Au Café Barbès, on ne s'ennuie jamais. On vogue entre la France et l'Algérie au fil de ce spectacle musical didactique sur l’histoire des immigrés maghrébins en France, et on se laisse porter par la magie sous le grand chapiteau du Cabaret Sauvage.
Lucette, le personnage principal, évoque les temps forts de cette histoire peu racontée à travers le quotidien compliqué des immigrés dans cette France d’après-guerre. Cette « titi parisienne », venue de la campagne pour grossir les rangs des travailleurs pauvres dans les années 1950, finit derrière le comptoir d’un bar à Barbès qu’elle tient avec son homme, Momo, un Algérien débarqué en France comme beaucoup d’ouvriers pour reconstruire le pays. Elle déroule peu à peu le fil conducteur de l’histoire en laissant la parole aux musiciens.

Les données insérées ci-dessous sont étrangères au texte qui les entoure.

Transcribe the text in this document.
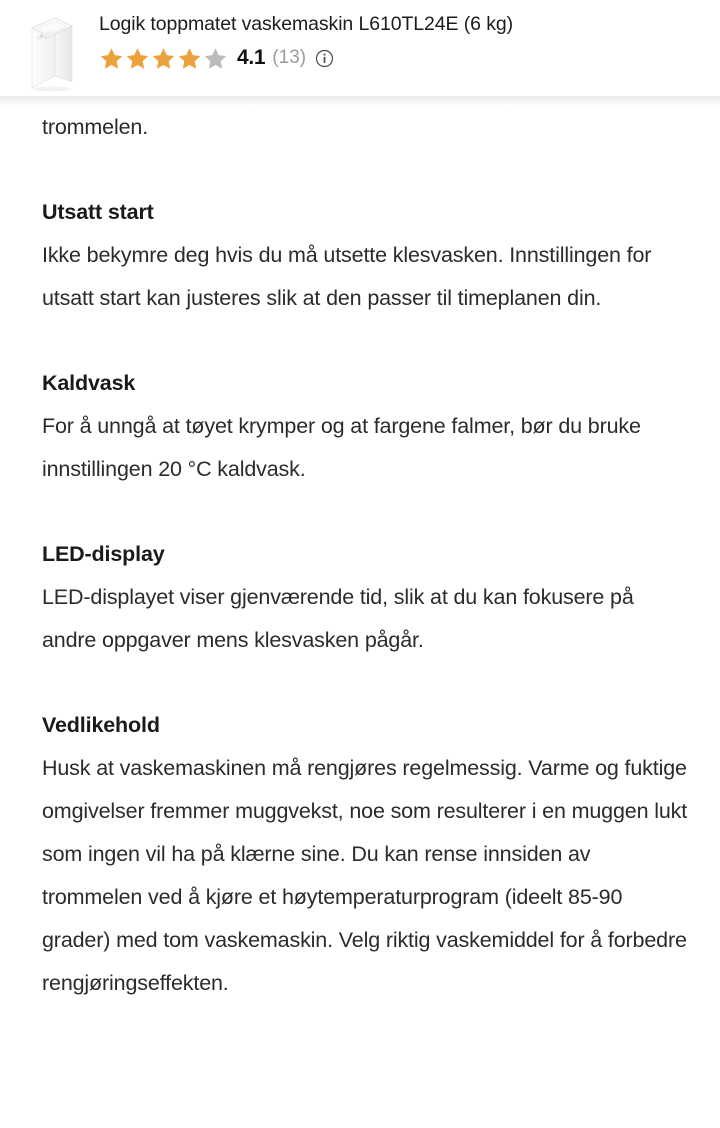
Logik toppmatet vaskemaskin L610TL24E (6 kg)
4.1 (13)

trommelen.

Utsatt start

Ikke bekymre deg hvis du må utsette klesvasken. Innstillingen for utsatt start kan justeres slik at den passer til timeplanen din.

Kaldvask

For å unngå at tøyet krymper og at fargene falmer, bør du bruke innstillingen 20 °C kaldvask.

LED-display

LED-displayet viser gjenværende tid, slik at du kan fokusere på andre oppgaver mens klesvasken pågår.

Vedlikehold

Husk at vaskemaskinen må rengjøres regelmessig. Varme og fuktige omgivelser fremmer muggvekst, noe som resulterer i en muggen lukt som ingen vil ha på klærne sine. Du kan rense innsiden av trommelen ved å kjøre et høytemperaturprogram (ideelt 85-90 grader) med tom vaskemaskin. Velg riktig vaskemiddel for å forbedre rengjøringseffekten.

La magie agit sur les spectateurs dès la première chanson, grâce à l’intensité de la musique, la magnifique et intense voix de Samira Brahmia et le jeu de lumières colorées. On se laisse porter par des morceaux populaires algériens, revisités par la troupe du Barbès Café avec des arrangements reggae ou jazz osés mais réussis. Aux instruments traditionnels (mandole, banjo, flute, darbouka) s’ajoutent des instruments contemporains (clavier, batterie, congas cubaines), une vraie surprise pour tous ceux qui connaissent ces classiques. Une danseuse du ventre contemporaine vient ponctuellement illuminer le spectacle de ses contorsions incroyables.

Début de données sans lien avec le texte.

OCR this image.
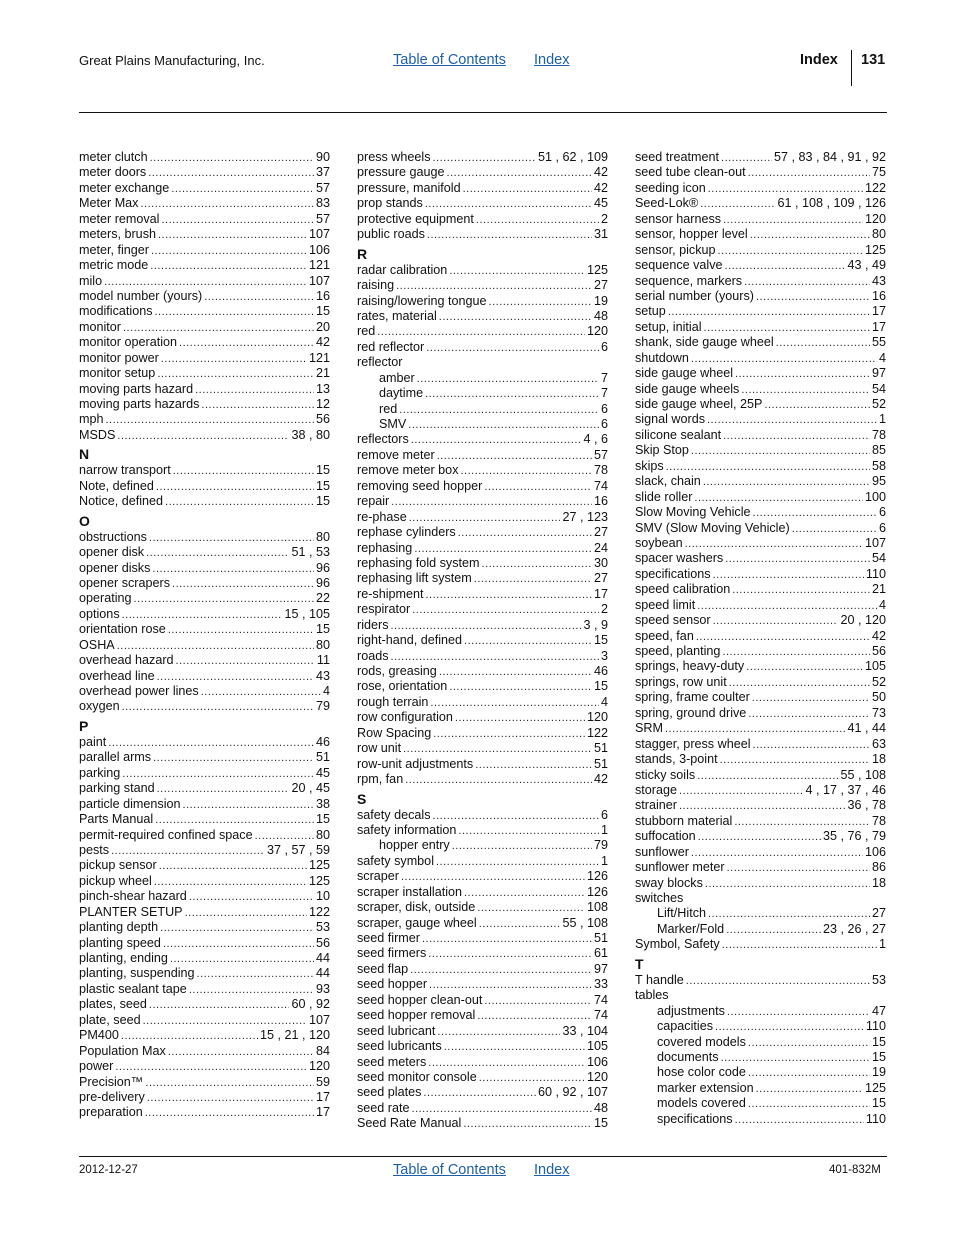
Great Plains Manufacturing, Inc.	Table of Contents Index	Index 131
meter clutch .....	90
meter doors .....	37
meter exchange .....	57
Meter Max .....	83
meter removal .....	57
meters, brush .....	107
meter, finger .....	106
metric mode .....	121
milo .....	107
model number (yours) .....	16
modifications .....	15
monitor .....	20
monitor operation .....	42
monitor power .....	121
monitor setup .....	21
moving parts hazard .....	13
moving parts hazards .....	12
mph .....	56
MSDS .....	38 , 80
N
narrow transport .....	15
Note, defined .....	15
Notice, defined .....	15
O
obstructions .....	80
opener disk .....	51 , 53
opener disks .....	96
opener scrapers .....	96
operating .....	22
options .....	15 , 105
orientation rose .....	15
OSHA .....	80
overhead hazard .....	11
overhead line .....	43
overhead power lines .....	4
oxygen .....	79
P
paint .....	46
parallel arms .....	51
parking .....	45
parking stand .....	20 , 45
particle dimension .....	38
Parts Manual .....	15
permit-required confined space .....	80
pests .....	37 , 57 , 59
pickup sensor .....	125
pickup wheel .....	125
pinch-shear hazard .....	10
PLANTER SETUP .....	122
planting depth .....	53
planting speed .....	56
planting, ending .....	44
planting, suspending .....	44
plastic sealant tape .....	93
plates, seed .....	60 , 92
plate, seed .....	107
PM400 .....	15 , 21 , 120
Population Max .....	84
power .....	120
Precision™ .....	59
pre-delivery .....	17
preparation .....	17
press wheels .....	51 , 62 , 109
pressure gauge .....	42
pressure, manifold .....	42
prop stands .....	45
protective equipment .....	2
public roads .....	31
R
radar calibration .....	125
raising .....	27
raising/lowering tongue .....	19
rates, material .....	48
red .....	120
red reflector .....	6
reflector
amber .....	7
daytime .....	7
red .....	6
SMV .....	6
reflectors .....	4 , 6
remove meter .....	57
remove meter box .....	78
removing seed hopper .....	74
repair .....	16
re-phase .....	27 , 123
rephase cylinders .....	27
rephasing .....	24
rephasing fold system .....	30
rephasing lift system .....	27
re-shipment .....	17
respirator .....	2
riders .....	3 , 9
right-hand, defined .....	15
roads .....	3
rods, greasing .....	46
rose, orientation .....	15
rough terrain .....	4
row configuration .....	120
Row Spacing .....	122
row unit .....	51
row-unit adjustments .....	51
rpm, fan .....	42
S
safety decals .....	6
safety information .....	1
hopper entry .....	79
safety symbol .....	1
scraper .....	126
scraper installation .....	126
scraper, disk, outside .....	108
scraper, gauge wheel .....	55 , 108
seed firmer .....	51
seed firmers .....	61
seed flap .....	97
seed hopper .....	33
seed hopper clean-out .....	74
seed hopper removal .....	74
seed lubricant .....	33 , 104
seed lubricants .....	105
seed meters .....	106
seed monitor console .....	120
seed plates .....	60 , 92 , 107
seed rate .....	48
Seed Rate Manual .....	15
seed treatment .....	57 , 83 , 84 , 91 , 92
seed tube clean-out .....	75
seeding icon .....	122
Seed-Lok® .....	61 , 108 , 109 , 126
sensor harness .....	120
sensor, hopper level .....	80
sensor, pickup .....	125
sequence valve .....	43 , 49
sequence, markers .....	43
serial number (yours) .....	16
setup .....	17
setup, initial .....	17
shank, side gauge wheel .....	55
shutdown .....	4
side gauge wheel .....	97
side gauge wheels .....	54
side gauge wheel, 25P .....	52
signal words .....	1
silicone sealant .....	78
Skip Stop .....	85
skips .....	58
slack, chain .....	95
slide roller .....	100
Slow Moving Vehicle .....	6
SMV (Slow Moving Vehicle) .....	6
soybean .....	107
spacer washers .....	54
specifications .....	110
speed calibration .....	21
speed limit .....	4
speed sensor .....	20 , 120
speed, fan .....	42
speed, planting .....	56
springs, heavy-duty .....	105
springs, row unit .....	52
spring, frame coulter .....	50
spring, ground drive .....	73
SRM .....	41 , 44
stagger, press wheel .....	63
stands, 3-point .....	18
sticky soils .....	55 , 108
storage .....	4 , 17 , 37 , 46
strainer .....	36 , 78
stubborn material .....	78
suffocation .....	35 , 76 , 79
sunflower .....	106
sunflower meter .....	86
sway blocks .....	18
switches
Lift/Hitch .....	27
Marker/Fold .....	23 , 26 , 27
Symbol, Safety .....	1
T
T handle .....	53
tables
adjustments .....	47
capacities .....	110
covered models .....	15
documents .....	15
hose color code .....	19
marker extension .....	125
models covered .....	15
specifications .....	110
2012-12-27	Table of Contents Index	401-832M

La superposition d'images d’archives de l’INA qui défilent sur des écrans placés en hauteur et de la musique est très réussie, elle donne beaucoup d'émotion au spectacle. Les temps forts de l’histoire des Algériens de France sont abordés à travers quelques phrases de Lucette, la musique et les images, depuis la colonisation jusqu’aux cités HLM des banlieues habitées par les deuxième et troisième générations de familles immigrées, en passant par la guerre d’Algérie, l’immigration massive des hommes, le regroupement familial, la marche des beurs, la lutte contre le racisme, la question de l’intégration... Les explications qui entrecoupent les images sur les écrans éclairent le spectateur sur l’histoire du pays et des musiciens qui se sont illustrés dans les différentes luttes : l’indépendance, la reconnaissance des immigrés, mais aussi le droit des femmes, la liberté en général. Si le spectacle insiste bien sur certains pans de cette histoire honteuse pour les Français, comme la guerre civile ou les ratonades, on s’étonne cependant que la question de la guerre civile en Algérie ne soit pas abordée dans la chronologie de l’histoire. On aimerait savoir comment les familles d’origine algérienne l’ont vécue depuis la France, à travers leur poste de télévision et les coups de fil aux familles restées au bled.
Au fil du spectacle, on retrouve l’ambiance chaleureuse de l'Algérie, grâce à un public en or qui se lève dès les premières notes de chansons populaires pour danser devant la scène. On sent l’investissement personnel des acteurs et musiciens et leur complicité avec l'invité du jour. Car chaque spectacle est unique, grâce à la participation d'un artiste différent chaque soir : Rachid Taha, Djaffar Ait Menguellet, Souad Massi, Mouss & Hakim, Mohamed Lamine, Naima El Djazairia, Cheikha Rabia, HK… tous ont bien voulu se prêter au jeu du spectacle, pour la bonne cause, celle d'une lecture un peu différente de l'histoire des Algériens immigrés en France, touchante et sans concession.